Sa proposition s’inscrit dans un contexte international de baisse
de l’imposition du capital, vecteur fondamental du creusement des
inégalités observées partout. Suivant la voie de
la Suisse qui modifie régulièrement sa législation
en faveur du capital, le canton de Neuchâtel cherche à se
positionner comme un paradis fiscal pour entreprises. Ainsi que le
relève Bilan (24.10.2007), « La Suisse se profile
depuis plusieurs années comme un véritable eldorado pour
multinationales. Colgate Palmolive, Polo Ralph Lauren, Kraft Foods,
General Motors, Google, eBay, Hewlett-Packard, John Deere… La liste
s’allonge sur plusieurs pages. Des entreprises, pour la plupart
américaines, qui ont quitté Londres ou Paris pour
installer leurs quartiers généraux à Zurich ou
à Genève. Celles qui étaient déjà
sur place depuis longtemps, comme Philip Morris ou Procter &
Gamble, ont transféré de nouvelles activités
depuis leur siège américain ». Le Conseil
d’Etat neuchâtelois, en suivant une même politique,
emboîte gaillardement le pas de ceux qui ne craignent pas de
creuser les inégalités sociales.

… au profit des patrons.

Quand on parle d’entreprises, n’oublions pas qu’il y
a toujours finalement des personnes pour encaisser dividendes et
valorisation des actions.Que ce soit celles d’un patron
propriétaire ou d’un actionnaire, baisser les impôts
des entreprises, c’est toujours, en définitive, remplir
les poches des possédants. La direction des entreprises se
servira au passage, mais nous n’avons encore jamais vu un patron
déclarer à ses employés :
« nos impôts ont baissé, nous allons partager
équitablement ce cadeau que nous font les
contribuables ». Dans le canton de Neuchâtel, comme
partout ailleurs, les bénéfices sont
réalisés surtout par les grandes entreprises; c’est
elles qui payent l’essentiel des impôts des personnes
morales : dans le canton de Neuchâtel 
« 92,11 % (5747) des entreprises paient
3,42 % de l’impôt, soit en moyenne 559 francs par
entreprise, alors qu’à l’autre
extrémité, 4 % (253) des personnes morales
assument 92 % de l’impôt, soit en moyenne plus de
342 000 francs par entreprise » (Rapport du Conseil
d’Etat 26.4.2010). Ce sont ces grandes entreprises qui
bénéficieront en premier lieu du projet du Conseil
d’Etat.

Il est temps de changer, mais pas dans la direction indiquée par le Conseil d’Etat

Depuis trente ans, quelle que soit leur couleur politique, les
gouvernements dans le monde dit riche ont tous abaissé la
fiscalité du capital.
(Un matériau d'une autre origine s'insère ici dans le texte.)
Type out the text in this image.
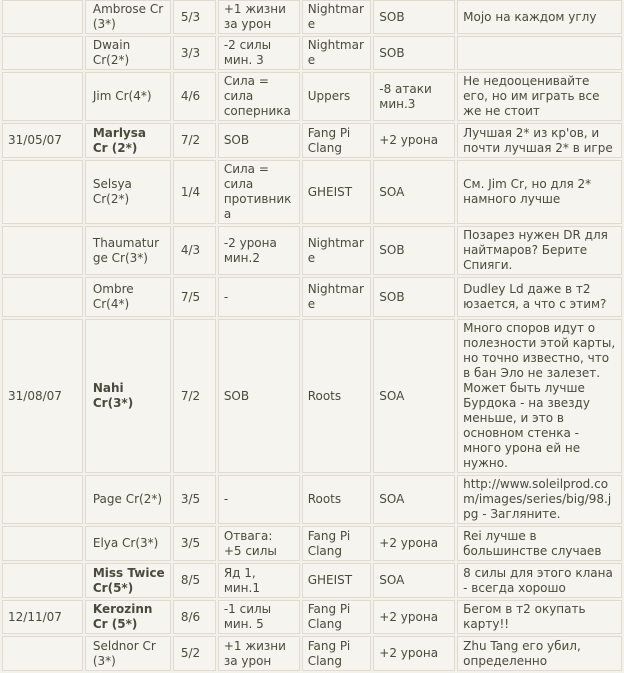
	Ambrose Cr (3*)	5/3	+1 жизни за урон	Nightmare	SOB	Mojo на каждом углу
	Dwain Cr(2*)	3/3	-2 силы мин. 3	Nightmare	SOB	
	Jim Cr(4*)	4/6	Сила = сила соперника	Uppers	-8 атаки мин.3	Не недооценивайте его, но им играть все же не стоит
31/05/07	Marlysa Cr (2*)	7/2	SOB	Fang Pi Clang	+2 урона	Лучшая 2* из кр'ов, и почти лучшая 2* в игре
	Selsya Cr(2*)	1/4	Сила = сила противника	GHEIST	SOA	См. Jim Cr, но для 2* намного лучше
	Thaumaturge Cr(3*)	4/3	-2 урона мин.2	Nightmare	SOB	Позарез нужен DR для найтмаров? Берите Спияги.
	Ombre Cr(4*)	7/5	-	Nightmare	SOB	Dudley Ld даже в т2 юзается, а что с этим?
31/08/07	Nahi Cr(3*)	7/2	SOB	Roots	SOA	Много споров идут о полезности этой карты, но точно известно, что в бан Эло не залезет. Может быть лучше Бурдока - на звезду меньше, и это в основном стенка - много урона ей не нужно.
	Page Cr(2*)	3/5	-	Roots	SOA	http://www.soleilprod.com/images/series/big/98.jpg - Загляните.
	Elya Cr(3*)	3/5	Отвага: +5 силы	Fang Pi Clang	+2 урона	Rei лучше в большинстве случаев
	Miss Twice Cr(5*)	8/5	Яд 1, мин.1	GHEIST	SOA	8 силы для этого клана - всегда хорошо
12/11/07	Kerozinn Cr (5*)	8/6	-1 силы мин. 5	Fang Pi Clang	+2 урона	Бегом в т2 окупать карту!!
	Seldnor Cr (3*)	5/2	+1 жизни за урон	Fang Pi Clang	+2 урона	Zhu Tang его убил, определенно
La crise ne fait
qu’accélérer ce phénomène.
C’est une politique suicidaire, mais chacun espère que
c’est son voisin qui plongera le premier. Pour mieux faire passer
la pilule, le Conseil d’Etat prétend qu’en divisant
l’impôt sur le capital par deux, il augmentera les
rentrées fiscales puisque, argumente-t-il, avec la nouvelle loi,
tout le monde payera. Affirmation hautement discutable, mais qui met
bien en évidence le rôle de Cheval de Troie qu’ont
joué les exonérations fiscales pour aboutir à une
baisse d’impôt pour tous les patrons.

    Une chose est certaine : si le projet du
Conseil d’Etat passe, Neuchâtel va se profiler comme un des
cantons avec la plus basse imposition des personnes morales de Suisse,
en compagnie de Zoug et Schwytz (qui, parions-le, ne resteront pas sans
réagir, à la baisse bien sûr). Le canton pousse le
feu de la concurrence fiscale en faveur des plus riches. Qui se frotte
les mains ?

    Le Parti socialiste suisse a déposé en
2007 une initiative fédérale s’intitulant
« Stop aux abus de la concurrence fiscale »
qui vise à empêcher la baisse de l’imposition des
personnes physiques les plus riches dans les cantons. Ce qui est
valable pour les personnes physiques ne l’est-il pas pour les
personnes morales? La Suisse participe pleinement à cette course
au moins d’impôts pour les possédants; le canton de
Neuchâtel y apporte sa contribution. Nous ne buvons pas de cette
eau-là et appelons toute la gauche à s’unir
contre ce projet inique du Conseil d’Etat.